A topical microbicide that silences two genes can safely protect against genital herpes infection for as long as one week, according to a joint study by researchers at the Albert Einstein College of Medicine of Yeshiva University and Harvard Medical School.
Deborah Palliser, Ph.D.The study, carried out in mice and published in Cell Host & Microbe, represents a major step toward developing a vaginal microbicide that offers women convenient, long-lasting protection against herpes infection. Such a microbicide might also help in controlling the AIDS epidemic, since the blisters caused by genital herpes make people more susceptible to HIV infection. The study's principal investigators were Deborah Palliser, Ph.D., assistant professor of microbiology & immunology at Einstein and Judy Lieberman, M.D., Ph.D., professor of pediatrics, Harvard Medical School.
An estimated one in five American adults is infected with herpes simplex virus 2 (HSV-2), which causes the sexually transmitted disease known as genital herpes. Most people don't realize they're infected, since symptoms are often mild and can be mistaken for other conditions. When symptoms do occur, they usually appear as blisters on or around the genitals or rectum. When the blisters break, they leave tender sores that usually take two to four weeks to heal. HSV-2 infection is incurable and persists in the body indefinitely, although the number of outbreaks tends to decrease over time.

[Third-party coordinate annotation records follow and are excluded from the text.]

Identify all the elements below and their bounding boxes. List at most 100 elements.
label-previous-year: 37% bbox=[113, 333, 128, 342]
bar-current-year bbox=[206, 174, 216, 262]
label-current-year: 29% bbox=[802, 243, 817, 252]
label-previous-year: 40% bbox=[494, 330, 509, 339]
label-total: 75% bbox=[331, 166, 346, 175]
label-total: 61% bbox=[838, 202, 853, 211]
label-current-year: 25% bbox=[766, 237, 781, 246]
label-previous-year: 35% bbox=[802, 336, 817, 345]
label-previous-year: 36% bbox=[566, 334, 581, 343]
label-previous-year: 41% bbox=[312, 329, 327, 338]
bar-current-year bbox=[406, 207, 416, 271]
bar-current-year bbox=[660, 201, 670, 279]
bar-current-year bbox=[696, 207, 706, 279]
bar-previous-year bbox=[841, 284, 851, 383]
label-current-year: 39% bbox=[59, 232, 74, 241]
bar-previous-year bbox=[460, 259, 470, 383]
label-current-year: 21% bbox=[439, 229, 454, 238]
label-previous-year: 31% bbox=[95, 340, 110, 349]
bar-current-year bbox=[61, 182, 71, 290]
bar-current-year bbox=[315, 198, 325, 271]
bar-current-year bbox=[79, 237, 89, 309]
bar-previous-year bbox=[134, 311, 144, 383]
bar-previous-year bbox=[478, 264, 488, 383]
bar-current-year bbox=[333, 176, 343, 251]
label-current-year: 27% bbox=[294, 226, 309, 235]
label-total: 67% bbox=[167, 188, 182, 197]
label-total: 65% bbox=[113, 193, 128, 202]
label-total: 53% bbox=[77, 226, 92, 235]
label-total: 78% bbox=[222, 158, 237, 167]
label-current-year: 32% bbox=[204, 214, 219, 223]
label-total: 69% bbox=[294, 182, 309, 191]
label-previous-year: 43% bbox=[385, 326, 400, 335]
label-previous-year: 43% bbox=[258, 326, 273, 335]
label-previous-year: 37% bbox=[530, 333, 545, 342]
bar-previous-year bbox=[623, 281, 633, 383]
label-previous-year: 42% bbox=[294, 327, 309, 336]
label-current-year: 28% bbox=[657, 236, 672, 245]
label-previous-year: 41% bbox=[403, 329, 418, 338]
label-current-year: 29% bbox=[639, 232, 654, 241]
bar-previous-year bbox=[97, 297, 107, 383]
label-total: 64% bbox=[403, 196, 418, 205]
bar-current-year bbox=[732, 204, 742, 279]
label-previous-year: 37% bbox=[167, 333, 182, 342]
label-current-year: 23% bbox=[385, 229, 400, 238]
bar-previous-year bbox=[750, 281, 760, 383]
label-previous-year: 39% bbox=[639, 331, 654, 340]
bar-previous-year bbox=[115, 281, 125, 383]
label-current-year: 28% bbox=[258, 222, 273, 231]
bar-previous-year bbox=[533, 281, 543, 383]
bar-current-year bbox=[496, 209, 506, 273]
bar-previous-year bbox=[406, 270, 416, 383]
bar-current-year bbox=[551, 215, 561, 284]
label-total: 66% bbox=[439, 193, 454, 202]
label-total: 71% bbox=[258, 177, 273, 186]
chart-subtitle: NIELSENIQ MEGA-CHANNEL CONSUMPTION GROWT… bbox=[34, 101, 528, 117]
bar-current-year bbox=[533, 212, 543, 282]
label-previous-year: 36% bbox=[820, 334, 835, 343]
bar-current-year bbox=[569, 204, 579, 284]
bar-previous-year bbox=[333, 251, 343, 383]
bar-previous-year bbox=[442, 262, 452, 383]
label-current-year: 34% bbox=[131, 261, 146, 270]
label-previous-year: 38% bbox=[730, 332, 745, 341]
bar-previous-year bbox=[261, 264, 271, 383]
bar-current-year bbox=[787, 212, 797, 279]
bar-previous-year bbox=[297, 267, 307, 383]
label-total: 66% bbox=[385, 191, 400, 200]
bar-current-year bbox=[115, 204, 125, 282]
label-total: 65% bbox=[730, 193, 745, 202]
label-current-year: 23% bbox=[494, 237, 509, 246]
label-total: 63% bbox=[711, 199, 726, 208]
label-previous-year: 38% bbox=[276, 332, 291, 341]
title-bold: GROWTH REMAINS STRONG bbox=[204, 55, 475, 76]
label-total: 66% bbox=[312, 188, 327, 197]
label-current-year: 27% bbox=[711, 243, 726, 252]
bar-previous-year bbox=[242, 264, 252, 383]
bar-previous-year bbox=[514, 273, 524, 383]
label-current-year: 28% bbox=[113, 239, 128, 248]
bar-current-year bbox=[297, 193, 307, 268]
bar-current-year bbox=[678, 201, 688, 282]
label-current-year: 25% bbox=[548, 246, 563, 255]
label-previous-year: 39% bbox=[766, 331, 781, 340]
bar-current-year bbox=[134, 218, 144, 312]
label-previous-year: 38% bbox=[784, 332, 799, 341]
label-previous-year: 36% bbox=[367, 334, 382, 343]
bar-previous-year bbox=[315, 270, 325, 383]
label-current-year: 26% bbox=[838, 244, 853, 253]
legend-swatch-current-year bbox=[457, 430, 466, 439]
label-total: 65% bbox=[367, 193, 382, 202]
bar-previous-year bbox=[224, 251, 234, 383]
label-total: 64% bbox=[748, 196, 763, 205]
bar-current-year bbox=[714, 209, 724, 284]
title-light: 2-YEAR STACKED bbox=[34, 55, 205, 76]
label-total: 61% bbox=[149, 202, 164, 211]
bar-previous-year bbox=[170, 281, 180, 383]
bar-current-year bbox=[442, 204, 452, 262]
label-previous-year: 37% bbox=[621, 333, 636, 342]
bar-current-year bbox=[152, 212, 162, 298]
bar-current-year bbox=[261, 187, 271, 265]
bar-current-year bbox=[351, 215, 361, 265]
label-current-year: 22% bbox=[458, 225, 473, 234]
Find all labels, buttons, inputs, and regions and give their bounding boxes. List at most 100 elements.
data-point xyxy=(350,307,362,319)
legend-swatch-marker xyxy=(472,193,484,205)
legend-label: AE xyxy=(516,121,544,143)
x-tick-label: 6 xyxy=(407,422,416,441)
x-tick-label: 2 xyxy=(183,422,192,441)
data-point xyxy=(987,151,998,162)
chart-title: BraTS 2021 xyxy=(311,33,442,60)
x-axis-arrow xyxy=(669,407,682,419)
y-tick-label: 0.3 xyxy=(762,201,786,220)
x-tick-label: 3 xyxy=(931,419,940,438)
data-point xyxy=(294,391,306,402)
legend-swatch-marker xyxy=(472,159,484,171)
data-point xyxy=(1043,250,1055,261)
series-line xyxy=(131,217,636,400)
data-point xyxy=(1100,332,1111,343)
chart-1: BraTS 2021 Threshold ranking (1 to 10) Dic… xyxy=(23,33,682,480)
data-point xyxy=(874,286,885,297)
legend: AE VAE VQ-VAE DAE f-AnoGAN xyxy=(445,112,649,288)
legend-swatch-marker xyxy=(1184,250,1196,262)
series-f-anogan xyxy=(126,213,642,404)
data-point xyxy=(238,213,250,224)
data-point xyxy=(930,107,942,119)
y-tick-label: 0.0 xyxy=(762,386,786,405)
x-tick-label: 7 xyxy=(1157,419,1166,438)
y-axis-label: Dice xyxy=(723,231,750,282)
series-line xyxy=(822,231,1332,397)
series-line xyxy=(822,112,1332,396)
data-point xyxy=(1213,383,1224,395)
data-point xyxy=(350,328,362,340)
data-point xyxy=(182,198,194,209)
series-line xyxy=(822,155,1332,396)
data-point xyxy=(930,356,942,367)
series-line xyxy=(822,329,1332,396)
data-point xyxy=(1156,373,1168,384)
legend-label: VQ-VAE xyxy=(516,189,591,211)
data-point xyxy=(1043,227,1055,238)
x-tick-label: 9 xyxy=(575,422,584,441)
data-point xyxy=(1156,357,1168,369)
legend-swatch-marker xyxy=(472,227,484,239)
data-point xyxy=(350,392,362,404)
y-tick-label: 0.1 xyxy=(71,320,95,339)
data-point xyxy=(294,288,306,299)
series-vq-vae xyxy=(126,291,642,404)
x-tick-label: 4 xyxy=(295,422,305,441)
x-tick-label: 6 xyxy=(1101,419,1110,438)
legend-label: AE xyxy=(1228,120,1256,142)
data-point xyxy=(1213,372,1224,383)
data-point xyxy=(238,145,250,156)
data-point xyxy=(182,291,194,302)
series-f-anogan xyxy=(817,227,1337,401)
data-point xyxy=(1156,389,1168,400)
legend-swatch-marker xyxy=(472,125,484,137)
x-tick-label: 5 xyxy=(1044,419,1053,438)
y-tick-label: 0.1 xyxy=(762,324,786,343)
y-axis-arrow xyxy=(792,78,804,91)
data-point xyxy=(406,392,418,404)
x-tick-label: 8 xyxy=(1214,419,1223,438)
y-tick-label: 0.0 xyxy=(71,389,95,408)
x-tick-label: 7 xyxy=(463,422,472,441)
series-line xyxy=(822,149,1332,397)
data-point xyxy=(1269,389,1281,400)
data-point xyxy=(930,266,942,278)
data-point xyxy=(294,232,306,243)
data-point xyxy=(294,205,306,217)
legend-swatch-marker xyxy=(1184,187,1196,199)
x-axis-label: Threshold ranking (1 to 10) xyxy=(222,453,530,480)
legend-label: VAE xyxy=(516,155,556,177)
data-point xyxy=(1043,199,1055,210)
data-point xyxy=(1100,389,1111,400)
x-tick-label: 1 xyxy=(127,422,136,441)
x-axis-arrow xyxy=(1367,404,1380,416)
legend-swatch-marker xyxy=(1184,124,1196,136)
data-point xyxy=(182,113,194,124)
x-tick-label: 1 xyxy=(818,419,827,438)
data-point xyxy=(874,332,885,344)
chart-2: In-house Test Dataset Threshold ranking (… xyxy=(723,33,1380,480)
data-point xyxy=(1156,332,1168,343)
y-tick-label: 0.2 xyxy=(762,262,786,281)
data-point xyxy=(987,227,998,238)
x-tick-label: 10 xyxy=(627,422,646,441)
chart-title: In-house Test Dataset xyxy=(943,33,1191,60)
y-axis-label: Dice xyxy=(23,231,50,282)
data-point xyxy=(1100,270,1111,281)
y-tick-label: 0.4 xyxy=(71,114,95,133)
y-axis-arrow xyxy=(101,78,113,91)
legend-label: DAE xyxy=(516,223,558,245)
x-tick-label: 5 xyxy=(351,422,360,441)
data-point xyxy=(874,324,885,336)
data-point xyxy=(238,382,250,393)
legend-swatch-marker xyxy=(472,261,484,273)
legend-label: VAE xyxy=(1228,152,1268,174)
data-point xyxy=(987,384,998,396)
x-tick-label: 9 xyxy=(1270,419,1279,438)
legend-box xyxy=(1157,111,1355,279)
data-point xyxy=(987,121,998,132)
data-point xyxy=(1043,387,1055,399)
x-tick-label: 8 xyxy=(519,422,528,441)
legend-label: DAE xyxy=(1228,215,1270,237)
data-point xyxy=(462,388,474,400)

The most effective way to prevent the transmission of HSV-2 is to avoid sexual contact during an active outbreak and to use condoms for sexual contact between outbreaks. When an outbreak occurs, promptly taking the suppressive antiviral drug valacyclovir can help minimize symptoms and reduce the risk of transmitting the virus.
The microbicide in this study is based on RNA interference (RNAi), a mechanism cells use to protect their genetic machinery from viruses and other threats. RNAi employs short, double-stranded RNAs called small interfering RNAs, or siRNAs. In 2001, scientists discovered that synthetic siRNAs can induce RNA interference in mammalian cells — a finding that has triggered interest in harnessing this strategy for biomedical research and drug development.
The HSV-2 microbicide used in this study inactivates two genes via RNA interference. One siRNA targets a viral gene, thereby silencing virus immediately following application, but suppression lasts for only a couple of days. The second siRNA — specific for a cell-surface protein used by HSV-2 to dock onto cells it infects — takes a few days to silence the gene, but then confers suppression for a week.
By combining the fast-acting-but-short-lived RNAi with the slower-acting-but-long-lived RNAi, the researchers created a vaginal microbicide offering protection that was both immediate (even warding off an HSV-2 "challenge" given shortly before the microbicide was applied) and sustained (protecting against HSV-2 challenge for a week after application).
"A good microbicide for a sexually transmitted disease must offer long-term protection — compliance will be problematic if it has to be applied immediately before sexual intercourse," says Dr. Palliser. "Our microbicide, with its two siRNAs, provided sustained and uninterrupted protection against HSV-2 infection. And equally important, we achieved these results without causing inflammation of vaginal tissue — a side effect observed with other siRNAs that also risks neutralizing a microbicide's benefits. We're hopeful that this experimental microbicide can be turned into a cost-effective therapy for use in developing countries where up to 80 percent of the population is infected with HSV-2." The researchers are currently working to refine the microbicide and as yet have no plans for clinical trials.
In addition to Dr. Lieberman, Dr. Palliser's coauthors are lead author Yichao Wu, and Francisco Navarro, Ashish Lal, and Emre Basar, of Harvard Medical School, Cambridge, Mass; Rajendra K. Pandey and Muthiah Manoharan of Alnylam Pharmaceuticals, Cambridge, Mass.; and Yang Feng and Sandra J. Lee of the Dana Farber Cancer Institute, Boston, Mass.